What Treatment is Right for you?
I talk about treatment and levels of care with families daily. I’m a Family Recovery Coach and Counselor, and counselor that works primarily with Interventions and ongoing treatment for the entire family system.
I specialize in extracting a willing loved one out of a dynamic that is toxic and bringing pain, addiction, misery, self-loathing, destruction, and chaos to addicts and families.
When a family calls, it is usually a crisis. Situations that have built over years, escalated and reached a critical point. Inpatient treatment is suggested 90% of the time. Inpatient treatment helps a person separate from the people, places and things triggering them and making it easy to use drugs and alcohol. I’m sure you have seen the show “Intervention on TV”. Interventionists fly into an area and work with a family, planning a strong and compassionate direction, then approach the loved one and intervene. All stars aligned correctly, they are headed to an airport to start treatment in another state. There is a reason why this happens. Success rates for getting out of your area when going to treatment increases. If you are too close to home, it’s easier to stage a buddy rescue mission to pick you up or just walk and end up on a family members doorstep. Get the highest level of care possible then drop into a step-down. A full continuum of care is suggested.
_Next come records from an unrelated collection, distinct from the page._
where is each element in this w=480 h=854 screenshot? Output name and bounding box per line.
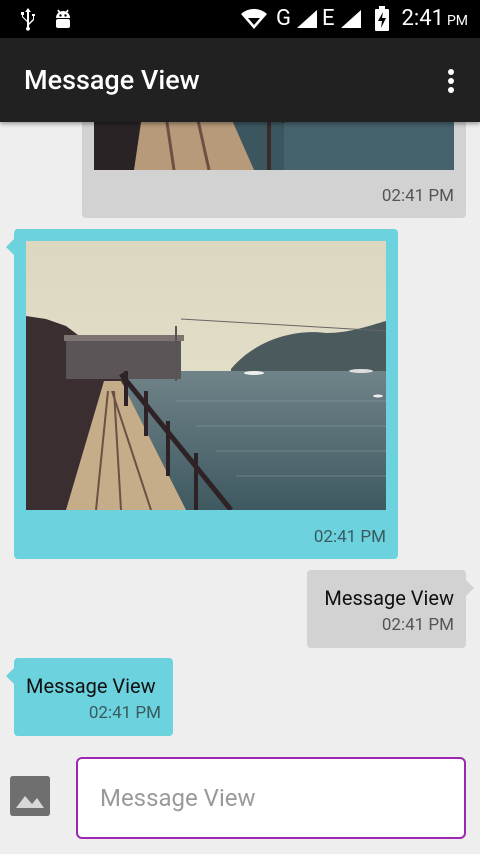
message-sent-image[interactable]: 02:41 PM — [82, 122, 466, 218]
network-type-g: G — [276, 6, 291, 31]
toolbar-title: Message View — [24, 64, 200, 96]
bubble-tail — [466, 580, 474, 596]
message-photo[interactable] — [26, 241, 386, 510]
message-timestamp: 02:41 PM — [313, 527, 386, 547]
status-bar: G E 2:41 PM — [0, 0, 480, 38]
signal-icon-1 — [297, 10, 317, 28]
message-timestamp: 02:41 PM — [88, 703, 161, 723]
message-photo[interactable] — [94, 122, 454, 170]
message-sent-text[interactable]: Message View 02:41 PM — [307, 570, 474, 648]
message-timestamp: 02:41 PM — [381, 615, 454, 635]
image-icon[interactable] — [10, 776, 50, 816]
message-list[interactable]: 02:41 PM 02:41 PM Message View 02:41 PM … — [0, 122, 480, 740]
network-type-e: E — [322, 6, 335, 31]
signal-icon-2 — [341, 10, 361, 28]
message-timestamp: 02:41 PM — [381, 186, 454, 206]
message-input-container[interactable] — [76, 757, 466, 839]
message-text: Message View — [26, 674, 156, 698]
wifi-icon — [241, 8, 267, 29]
app-toolbar: Message View — [0, 38, 480, 122]
android-debug-icon — [56, 9, 70, 28]
usb-icon — [21, 8, 35, 31]
message-text: Message View — [324, 586, 454, 610]
status-clock: 2:41 PM — [401, 6, 468, 31]
message-received-text[interactable]: Message View 02:41 PM — [6, 658, 173, 736]
message-received-image[interactable]: 02:41 PM — [6, 229, 398, 559]
more-vert-icon[interactable] — [448, 69, 454, 93]
battery-charging-icon — [375, 6, 389, 31]
message-input[interactable] — [98, 777, 442, 819]
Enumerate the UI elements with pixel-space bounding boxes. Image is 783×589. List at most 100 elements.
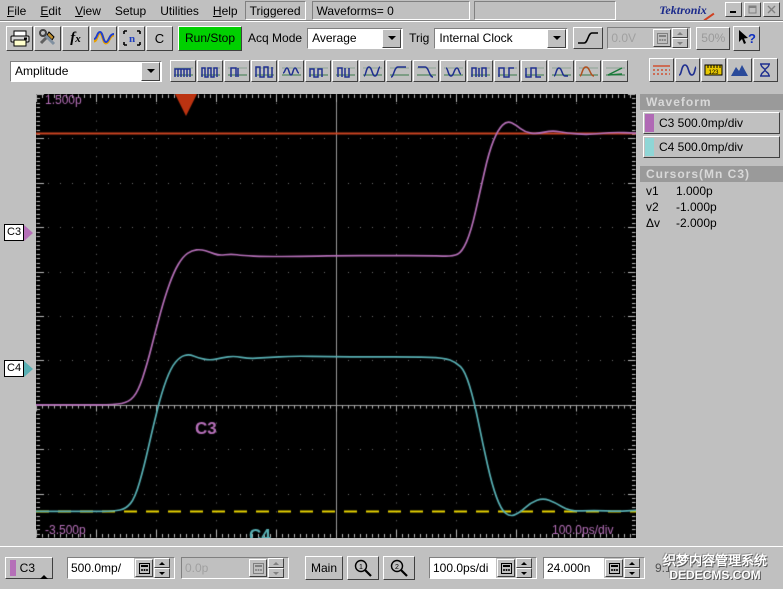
cursors-panel-header: Cursors(Mn C3) (640, 166, 783, 182)
sine-waveform-icon[interactable] (675, 58, 700, 82)
horizontal-position-input[interactable]: 24.000n (543, 557, 645, 579)
trig-source-select[interactable]: Internal Clock (434, 27, 569, 49)
channel-marker-c3-arrow-icon (24, 224, 34, 241)
print-icon[interactable] (6, 25, 33, 51)
meas-cycle-icon[interactable] (359, 60, 385, 82)
tools-icon[interactable] (34, 25, 61, 51)
meas-overshoot-icon[interactable] (440, 60, 466, 82)
measurement-buttons (170, 60, 629, 82)
stepper-up-icon[interactable] (154, 558, 170, 568)
menu-item-utilities[interactable]: Utilities (153, 3, 206, 19)
meas-period-icon[interactable] (197, 60, 223, 82)
meas-burst-icon[interactable] (305, 60, 331, 82)
histogram-icon[interactable] (727, 58, 752, 82)
waveform-icon[interactable] (90, 25, 117, 51)
keypad-icon[interactable] (135, 559, 153, 577)
menu-item-view[interactable]: View (68, 3, 108, 19)
waveform-count: Waveforms= 0 (311, 1, 470, 20)
measure-ruler-icon[interactable]: 123 (701, 58, 726, 82)
reference-lines-icon[interactable] (649, 58, 674, 82)
menu-item-setup[interactable]: Setup (108, 3, 153, 19)
zoom1-button[interactable]: 1 (347, 556, 379, 580)
keypad-icon[interactable] (249, 559, 267, 577)
keypad-icon[interactable] (605, 559, 623, 577)
watermark-line2: DEDECMS.COM (669, 568, 761, 582)
zoom2-button[interactable]: 2 (383, 556, 415, 580)
menu-item-edit[interactable]: Edit (33, 3, 68, 19)
meas-area-icon[interactable] (575, 60, 601, 82)
measurement-select[interactable]: Amplitude (10, 60, 162, 82)
stepper-down-icon[interactable] (672, 38, 689, 48)
stepper-up-icon[interactable] (268, 558, 284, 568)
function-icon[interactable]: fx (62, 25, 89, 51)
keypad-icon[interactable] (653, 29, 672, 47)
stepper-down-icon[interactable] (268, 568, 284, 578)
meas-duty-icon[interactable] (332, 60, 358, 82)
meas-high-low-icon[interactable] (170, 60, 196, 82)
stepper-up-icon[interactable] (672, 28, 689, 38)
trigger-status: Triggered (244, 1, 306, 20)
chevron-down-icon[interactable] (141, 61, 160, 81)
trig-label: Trig (409, 31, 430, 45)
cursor-key: v1 (646, 184, 659, 198)
channel-marker-rail (0, 94, 36, 538)
meas-negw-icon[interactable] (521, 60, 547, 82)
vertical-scale-input[interactable]: 500.0mp/ (67, 557, 175, 579)
maximize-button[interactable] (744, 2, 761, 17)
chevron-up-icon[interactable] (40, 561, 48, 579)
svg-text:123: 123 (708, 70, 719, 76)
mask-icon[interactable] (753, 58, 778, 82)
channel-marker-c4-arrow-icon (24, 360, 34, 377)
trigger-level-stepper[interactable] (672, 28, 689, 48)
meas-pulse-icon[interactable] (251, 60, 277, 82)
main-timebase-button[interactable]: Main (305, 556, 343, 580)
waveform-canvas[interactable] (36, 94, 636, 538)
vertical-offset-input[interactable]: 0.0p (181, 557, 289, 579)
chevron-down-icon[interactable] (382, 28, 402, 48)
stepper-down-icon[interactable] (154, 568, 170, 578)
meas-rise-icon[interactable] (224, 60, 250, 82)
channel-selector[interactable]: C3 (5, 557, 53, 579)
meas-amplitude-icon[interactable] (278, 60, 304, 82)
channel-marker-c3[interactable]: C3 (4, 224, 34, 241)
menu-bar: File Edit View Setup Utilities Help Trig… (0, 0, 783, 22)
trigger-50-percent-button[interactable]: 50% (696, 26, 731, 50)
meas-posw-icon[interactable] (494, 60, 520, 82)
meas-risetime-icon[interactable] (386, 60, 412, 82)
stepper-up-icon[interactable] (624, 558, 640, 568)
cursor-c-icon[interactable]: C (146, 25, 173, 51)
run-stop-button[interactable]: Run/Stop (178, 25, 243, 51)
acq-mode-select[interactable]: Average (307, 27, 404, 49)
autoset-icon[interactable]: n (118, 25, 145, 51)
stepper-up-icon[interactable] (516, 558, 532, 568)
svg-text:1: 1 (359, 564, 363, 571)
horizontal-position-value: 24.000n (544, 558, 604, 578)
menu-item-help[interactable]: Help (206, 3, 245, 19)
close-button[interactable] (763, 2, 780, 17)
waveform-panel-header: Waveform (640, 94, 783, 110)
horizontal-position-stepper[interactable] (624, 558, 640, 578)
help-pointer-icon[interactable]: ? (733, 25, 761, 51)
waveform-item-c4[interactable]: C4 500.0mp/div (643, 136, 780, 158)
vertical-offset-stepper[interactable] (268, 558, 284, 578)
cursor-readout-row: v1 1.000p (640, 182, 783, 198)
trigger-slope-icon[interactable] (573, 27, 604, 49)
waveform-item-c3[interactable]: C3 500.0mp/div (643, 112, 780, 134)
channel-marker-c4[interactable]: C4 (4, 360, 34, 377)
menu-item-file[interactable]: File (0, 3, 33, 19)
meas-width-icon[interactable] (467, 60, 493, 82)
meas-delay-icon[interactable] (548, 60, 574, 82)
meas-angle-icon[interactable] (602, 60, 628, 82)
minimize-button[interactable] (725, 2, 742, 17)
keypad-icon[interactable] (497, 559, 515, 577)
horizontal-scale-stepper[interactable] (516, 558, 532, 578)
chevron-down-icon[interactable] (547, 28, 567, 48)
stepper-down-icon[interactable] (516, 568, 532, 578)
meas-falltime-icon[interactable] (413, 60, 439, 82)
horizontal-scale-input[interactable]: 100.0ps/di (429, 557, 537, 579)
trigger-level-input[interactable]: 0.0V (607, 27, 692, 49)
acq-mode-value: Average (312, 31, 357, 45)
stepper-down-icon[interactable] (624, 568, 640, 578)
graticule[interactable] (36, 94, 636, 538)
vertical-scale-stepper[interactable] (154, 558, 170, 578)
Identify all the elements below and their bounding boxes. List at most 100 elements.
The progression is Detox>>Inpatient Treatment>>Partial Hospitalization Program (PHP) Treatment>>Transitional Living with Intensive Outpatient (IOP)>>Outpatient(OP)>>Maintenance Meetings (90 meeting in 90 days). A full continuum is designed to maximize insurance benefits levels of care and get the cleanest time for anyone struggling. We didn’t get where we are overnight and it takes time to experience emotional sobriety. The more time the better, get the most recover possible. Take your time, you’re worth it. A continuum of care starts very heavy with the structure and lower levels of accountability. As a patient works through the continuum, accountability is increased. A patient is held responsible to complete daily tasks, get to the group on time, be ready for lights out etc. The goal is to have that patient doing everything willingly and mindfully towards the end of the program. In a perfect world, that patient will be doing everything for themselves. An example would be getting up having breakfast, getting ready for work, making it there on time. Allotting time for extracurriculars like the gym, hobbies, cooking, etc. Making it to ongoing therapy. Being. Be Accountable, Responsible, Transparent, Honest, Sober. Keep…. that Ego and Entitlement in check. This is a simple way of looking at a continuum of care. It is much more detailed. Treatment is the easy part, getting back into the real world is where it gets difficult. Everything is taken care of for you in treatment. If you don’t have the tools and coping skills to say no when you get out or if your family dynamic hasn’t changed, history is bound to repeat itself.
Some people work towards a backward continuum. They feel that inpatient may be too much for their loved ones to start. They want to try a counselor or Outpatient first. Success rates are poor when using this method. We take someone that is already struggling in their environment and ask them to now do extra. If people are having issues with employment, relationships, finances, drugs and now we encourage therapy on top of programming. Early recovering adjusting and living can produce much stress and make someone want to use more. Therapy can be ineffective if that person isn’t in the right mind frame. If you go to therapy and are, that’s not you that is the drugs/alcohol in your system. A therapist relies on the patient to be open and honest and share what is going on. It is difficult to emote inebriated.
Get the highest level of care possible. Get a clinically sound program out of an area that you are struggling in. Aftercare will be there when you get back. These are my personal thoughts on treatment and levels of care.